For the reasons explained, because Plaintiff failed to raise a genuine dispute of material fact regarding his sole negligence claim, Walmart is entitled to judgment as a matter of law on this claim. Accordingly, the court grants Defendant’s Motion for Summary Judgment (Doc. 28); and dismisses with prejudice Plaintiff’s negligence claim. As no claims remain, judgment will issue by separate document in accordance with Rule 58 of the Federal Rules of Civil Procedure.

It is so ordered this 15th day of February, 2023.

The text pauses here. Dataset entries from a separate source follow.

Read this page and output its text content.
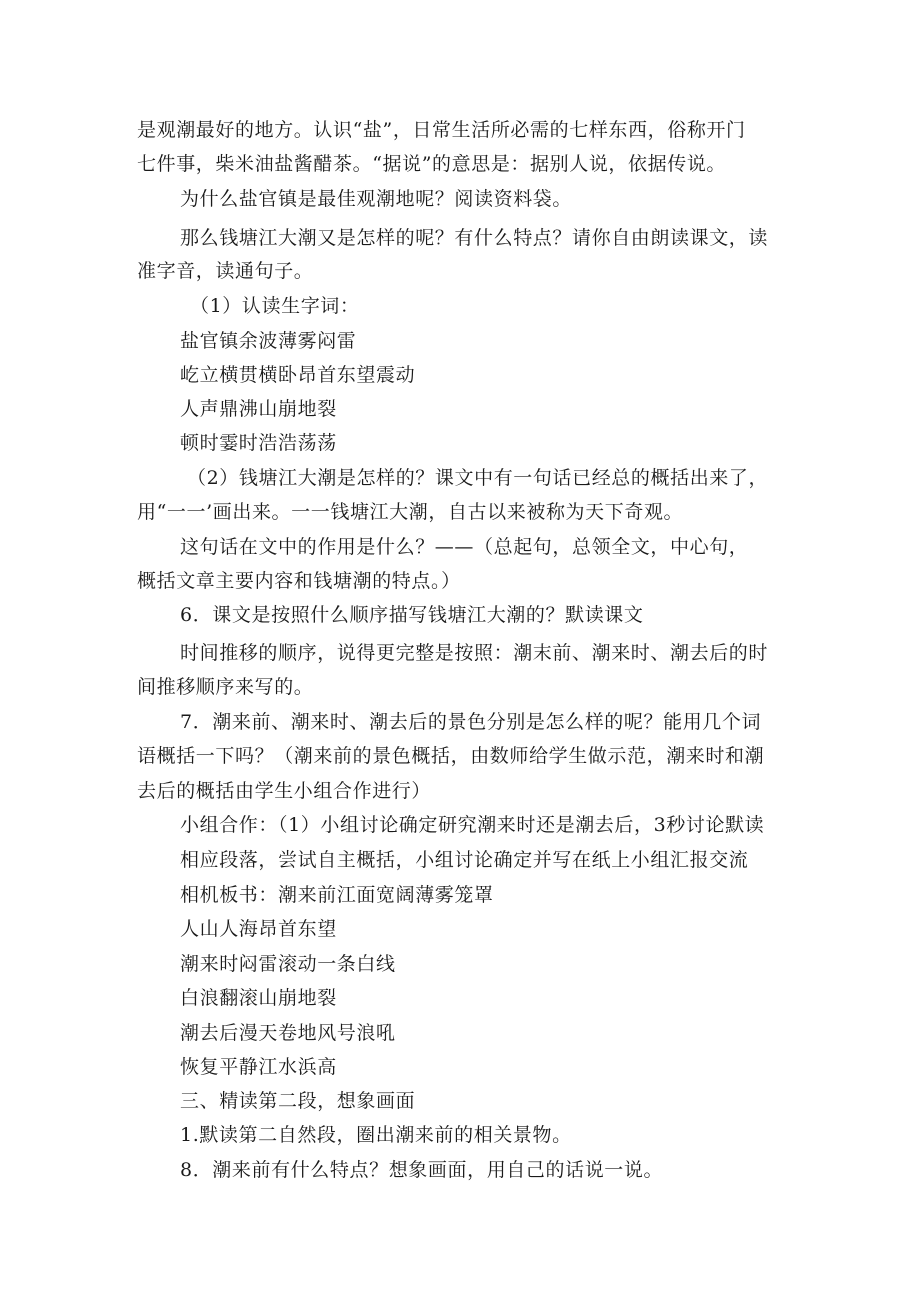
是观潮最好的地方。认识“盐”，日常生活所必需的七样东西，俗称开门
七件事，柴米油盐酱醋茶。“据说”的意思是：据别人说，依据传说。
为什么盐官镇是最佳观潮地呢？阅读资料袋。
那么钱塘江大潮又是怎样的呢？有什么特点？请你自由朗读课文，读
准字音，读通句子。
（1）认读生字词：
盐官镇余波薄雾闷雷
屹立横贯横卧昂首东望震动
人声鼎沸山崩地裂
顿时霎时浩浩荡荡
（2）钱塘江大潮是怎样的？课文中有一句话已经总的概括出来了，
用“一一’画出来。一一钱塘江大潮，自古以来被称为天下奇观。
这句话在文中的作用是什么？——（总起句，总领全文，中心句，
概括文章主要内容和钱塘潮的特点。）
6．课文是按照什么顺序描写钱塘江大潮的？默读课文
时间推移的顺序，说得更完整是按照：潮末前、潮来时、潮去后的时
间推移顺序来写的。
7．潮来前、潮来时、潮去后的景色分别是怎么样的呢？能用几个词
语概括一下吗？（潮来前的景色概括，由数师给学生做示范，潮来时和潮
去后的概括由学生小组合作进行）
小组合作：（1）小组讨论确定研究潮来时还是潮去后，3秒讨论默读
相应段落，尝试自主概括，小组讨论确定并写在纸上小组汇报交流
相机板书：潮来前江面宽阔薄雾笼罩
人山人海昂首东望
潮来时闷雷滚动一条白线
白浪翻滚山崩地裂
潮去后漫天卷地风号浪吼
恢复平静江水浜高
三、精读第二段，想象画面
1.默读第二自然段，圈出潮来前的相关景物。
8．潮来前有什么特点？想象画面，用自己的话说一说。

Unless otherwise indicated, the facts referenced in this memorandum opinion and order are undisputed.


Plaintiff asserts, and it is undisputed, that “[t]he bulkheads are raised and lowered, similar to a garage door, by pulling a rope that is threaded through a pulley that lifts the front of the bulkhead and, after the bulkhead is tilted to the roof, the rope can be locked in place by engaging a cleat in the pulley. This allows a forklift or pallet jack to move under the bulkhead for ease of loading and unloading.” Pl.’s Resp. 3 (citation omitted).


FMCSA refers to the Federal Motor Carrier Safety Administration. See Def.’s App. 5.


See Lookingbill v. Cockrell, 293 F.3d 256, 264 (5th Cir. 2002) (failure to brief an issue at the district court level constitutes waiver of the issue on appeal); Magee v. Life Ins. Co. of N. Am., 261 F. Supp. 2d 738, 748 (S.D. Tex. 2003) (“By analogy, failure to brief an argument in the district court waives the argument in that court as well.”).


This argument appears to be asserted by Plaintiff in support of a premises liability claim that was included for the first time in his summary judgment response. The court addresses the premises liability claim in the next section. Out of an abundance of caution, however, it also considers this argument in addressing his negligence claim, as Plaintiff’s arguments regarding both claims overlap.